How good are the chips that the medical community is scrambling to use?
There is a medical device called PCR instrument in the hospital's laboratory, which can detect viruses, determine genetic diseases, and even be used for paternity testing. These important functions are inseparable from the small semiconductor refrigerator in its body.
1. Working principle of semiconductor refrigerator
The working principle of a semiconductor refrigerator is not complicated. Imagine that its interior is like a small factory with two rows of "workers" standing side by side - one row is P-type semiconductors and the other row is N-type semiconductors, connected by a wire. When the current passes through the N-type semiconductor after power is turned on, the electrons are pushed to the cold end, absorbing heat, and the temperature of the cold end drops; in the P-type semiconductor, the electrons carry the heat to the hot end, and the temperature of the hot end rises. Thus, the heat is moved from one side to the other, achieving rapid cooling in a few seconds.
In semiconductor refrigeration technology, the direction of the current determines where the heat should be moved. Since PCR experiments need to be completed through repeated heating and cooling, as long as the direction of the current is reversed, cooling will immediately turn into heating, and heating and cooling can be switched freely. This is also one of the most critical reasons why PCR instruments use TEC temperature control.
2.TEC precision temperature control: the key to successful PCR experiments
PCR stands for polymerase chain reaction, a technique used to replicate DNA fragments. A typical PCR reaction will undergo 30-40 cycles of denaturation at 90-95 °C, annealing at 55-65°C , and extension at 70-75°C. The temperature accuracy and switching speed of each step directly determine the success or failure of the experiment. Traditional compressor refrigeration or water bath temperature control can hardly meet the requirements in terms of accuracy and speed, but semiconductor refrigeration technology has become the best choice for PCR instrument temperature control due to the following advantages.
① Precise temperature control: accuracy ±0.1℃
During the PCR experiment, DNA polymerase is particularly sensitive to temperature changes. Especially in the annealing stage, a deviation of 2°C may cause amplification failure. The temperature control accuracy of semiconductor refrigeration technology can reach ±0.1°C, which fully meets the accuracy requirements of PCR experiments.
② Rapid cooling: 3-5℃ per second
The cooling speed of traditional compressors usually does not exceed 2℃/second, while the cooling speed of semiconductor refrigeration chips can reach 3-5℃/second. This means that after adding semiconductor refrigeration technology, the PCR experiment process that originally took 2 hours was shortened to half an hour, and the temperature control efficiency was greatly improved.
③ Partition control: 96 wells keep the temperature consistent
PCR instruments generally process 96 samples at a time, and the samples are placed in different small holes. However, due to the "edge effect" of traditional PCR instruments, the temperature of the small holes near the edge is lower than that of the small holes in the center, and the temperature difference can even reach 2°C, which will greatly affect the experimental results. For this reason, we have launched a new solution: using "TEC multi-module partition control" to keep the temperature of the 96 small holes consistent, thereby ensuring the accuracy of the experimental results.
3.Advantages and limitations of TEC technology
Application advantages:
① Zero mechanical vibration
Traditional compressor refrigeration relies on the compression and expansion of the refrigerant, which will produce slight vibrations, which may interfere with the stability of the reaction liquid in precision experiments. Semiconductor refrigerators are pure solid-state devices that rely solely on the movement of carriers to achieve refrigeration, fundamentally eliminating the impact of vibrations.
② No medium required, direct heat transfer
Air cooling can easily lead to uneven temperature distribution, and water cooling requires complex piping support. However, semiconductor coolers can directly adhere to the cooled object (such as PCR aluminum block) through a ceramic substrate, without the need for a medium, and heat transfer is more direct.

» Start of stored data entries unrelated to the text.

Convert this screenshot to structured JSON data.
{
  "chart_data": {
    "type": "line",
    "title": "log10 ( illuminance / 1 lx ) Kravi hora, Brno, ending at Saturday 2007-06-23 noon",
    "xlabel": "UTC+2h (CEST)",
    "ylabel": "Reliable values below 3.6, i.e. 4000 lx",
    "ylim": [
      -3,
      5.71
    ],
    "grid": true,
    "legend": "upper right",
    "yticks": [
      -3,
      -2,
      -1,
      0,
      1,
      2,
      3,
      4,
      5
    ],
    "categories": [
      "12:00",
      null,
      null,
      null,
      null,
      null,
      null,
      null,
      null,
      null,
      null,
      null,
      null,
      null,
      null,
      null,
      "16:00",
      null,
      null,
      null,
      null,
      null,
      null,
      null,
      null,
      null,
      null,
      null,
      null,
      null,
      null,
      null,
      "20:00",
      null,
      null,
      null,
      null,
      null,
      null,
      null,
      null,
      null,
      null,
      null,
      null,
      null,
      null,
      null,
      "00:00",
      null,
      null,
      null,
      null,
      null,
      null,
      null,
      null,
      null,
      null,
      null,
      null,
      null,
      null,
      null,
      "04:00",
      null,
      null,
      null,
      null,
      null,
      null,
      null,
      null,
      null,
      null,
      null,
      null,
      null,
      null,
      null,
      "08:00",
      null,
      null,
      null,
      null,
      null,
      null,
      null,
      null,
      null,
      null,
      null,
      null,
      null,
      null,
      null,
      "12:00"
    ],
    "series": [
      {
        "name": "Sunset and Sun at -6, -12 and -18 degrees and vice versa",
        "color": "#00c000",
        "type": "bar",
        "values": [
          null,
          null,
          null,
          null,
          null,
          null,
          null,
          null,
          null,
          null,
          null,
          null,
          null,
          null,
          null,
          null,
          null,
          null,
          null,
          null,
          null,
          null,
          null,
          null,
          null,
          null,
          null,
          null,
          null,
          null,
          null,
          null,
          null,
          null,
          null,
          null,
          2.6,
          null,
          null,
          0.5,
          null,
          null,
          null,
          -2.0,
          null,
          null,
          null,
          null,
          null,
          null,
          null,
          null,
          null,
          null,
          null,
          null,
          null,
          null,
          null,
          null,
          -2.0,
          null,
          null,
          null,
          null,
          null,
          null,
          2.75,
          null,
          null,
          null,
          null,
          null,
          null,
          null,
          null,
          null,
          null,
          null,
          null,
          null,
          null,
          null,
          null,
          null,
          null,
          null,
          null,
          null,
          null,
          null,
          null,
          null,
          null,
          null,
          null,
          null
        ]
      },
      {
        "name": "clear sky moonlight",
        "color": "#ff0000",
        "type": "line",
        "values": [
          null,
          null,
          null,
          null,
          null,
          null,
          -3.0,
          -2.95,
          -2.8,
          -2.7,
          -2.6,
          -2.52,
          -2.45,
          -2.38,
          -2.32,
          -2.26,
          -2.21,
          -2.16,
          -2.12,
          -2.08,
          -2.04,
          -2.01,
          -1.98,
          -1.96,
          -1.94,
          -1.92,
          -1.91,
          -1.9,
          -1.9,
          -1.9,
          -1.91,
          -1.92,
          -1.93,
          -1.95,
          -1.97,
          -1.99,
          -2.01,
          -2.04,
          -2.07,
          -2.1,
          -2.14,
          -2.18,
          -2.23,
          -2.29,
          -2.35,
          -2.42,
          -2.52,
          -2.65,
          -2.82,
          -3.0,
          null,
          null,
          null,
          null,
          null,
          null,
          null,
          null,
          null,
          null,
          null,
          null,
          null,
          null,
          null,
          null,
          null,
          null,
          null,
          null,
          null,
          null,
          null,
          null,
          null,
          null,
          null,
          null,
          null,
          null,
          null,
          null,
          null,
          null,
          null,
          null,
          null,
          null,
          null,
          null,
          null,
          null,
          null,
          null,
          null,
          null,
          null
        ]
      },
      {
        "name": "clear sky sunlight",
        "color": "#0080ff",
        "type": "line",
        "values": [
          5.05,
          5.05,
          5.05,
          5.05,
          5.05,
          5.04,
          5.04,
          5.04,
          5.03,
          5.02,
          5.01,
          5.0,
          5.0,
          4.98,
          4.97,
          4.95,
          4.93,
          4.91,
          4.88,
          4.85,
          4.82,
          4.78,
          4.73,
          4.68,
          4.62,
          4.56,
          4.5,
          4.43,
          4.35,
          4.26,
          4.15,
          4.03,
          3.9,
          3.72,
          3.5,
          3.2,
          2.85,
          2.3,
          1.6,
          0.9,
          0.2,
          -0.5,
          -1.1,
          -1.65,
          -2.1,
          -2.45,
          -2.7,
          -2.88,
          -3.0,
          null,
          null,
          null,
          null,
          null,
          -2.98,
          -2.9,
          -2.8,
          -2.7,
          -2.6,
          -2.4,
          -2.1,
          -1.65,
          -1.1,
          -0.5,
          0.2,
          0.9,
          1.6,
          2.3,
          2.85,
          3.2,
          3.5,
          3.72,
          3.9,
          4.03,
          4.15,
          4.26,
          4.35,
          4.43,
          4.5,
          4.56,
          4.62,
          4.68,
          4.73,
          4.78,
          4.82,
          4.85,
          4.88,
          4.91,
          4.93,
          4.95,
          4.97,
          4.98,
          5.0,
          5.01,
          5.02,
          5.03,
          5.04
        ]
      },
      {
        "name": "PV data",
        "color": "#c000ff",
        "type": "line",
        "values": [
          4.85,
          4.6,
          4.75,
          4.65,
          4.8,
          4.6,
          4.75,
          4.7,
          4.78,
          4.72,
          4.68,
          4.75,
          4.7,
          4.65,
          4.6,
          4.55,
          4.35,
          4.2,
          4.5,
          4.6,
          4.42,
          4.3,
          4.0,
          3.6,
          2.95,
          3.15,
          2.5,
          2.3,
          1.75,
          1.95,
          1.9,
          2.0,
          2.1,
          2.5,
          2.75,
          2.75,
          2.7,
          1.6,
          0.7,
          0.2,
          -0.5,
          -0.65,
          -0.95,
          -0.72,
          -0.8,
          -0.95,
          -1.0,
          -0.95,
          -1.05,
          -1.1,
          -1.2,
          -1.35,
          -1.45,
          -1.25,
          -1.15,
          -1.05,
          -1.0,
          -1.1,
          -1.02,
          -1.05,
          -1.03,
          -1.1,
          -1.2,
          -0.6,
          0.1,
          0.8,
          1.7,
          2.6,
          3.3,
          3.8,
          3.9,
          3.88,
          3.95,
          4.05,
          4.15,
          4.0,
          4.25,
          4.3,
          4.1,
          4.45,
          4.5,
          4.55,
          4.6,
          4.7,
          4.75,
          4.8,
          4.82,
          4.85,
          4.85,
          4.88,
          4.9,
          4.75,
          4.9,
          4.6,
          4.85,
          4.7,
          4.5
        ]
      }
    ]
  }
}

③ Accurate temperature control and quick response
The TEC system integrates high-precision sensors and intelligent control algorithms. When temperature deviation is detected, the system combines PWM drive technology to adjust the current and correct the temperature within milliseconds. This capability is particularly critical for PCR instruments that require rapid temperature cycling.
Application limitations:The energy efficiency (COP) of semiconductor refrigerators is usually 0.4-0.6 (lower than compressor refrigeration: 1.5-2.0), which is suitable for medical and scientific research fields where strict temperature accuracy is required but high refrigeration efficiency is not required.
Lead Thermoelectric Long Life TEC (PCR only):
Our long-life substrates are mainly used in PCR instruments and various analytical equipment. They are made of high-performance materials and special processes, providing longer life and higher cooling efficiency during thermal cycling.
With advantages such as precise temperature control and low noise, semiconductor coolers (TECs) have become key components of medical equipment such as PCR instruments. With the continuous advancement of technology, they will play an important role in more medical scenarios such as portable diagnosis, biological sample preservation, and smart drug delivery, providing reliable temperature control support for the development of smart medicine.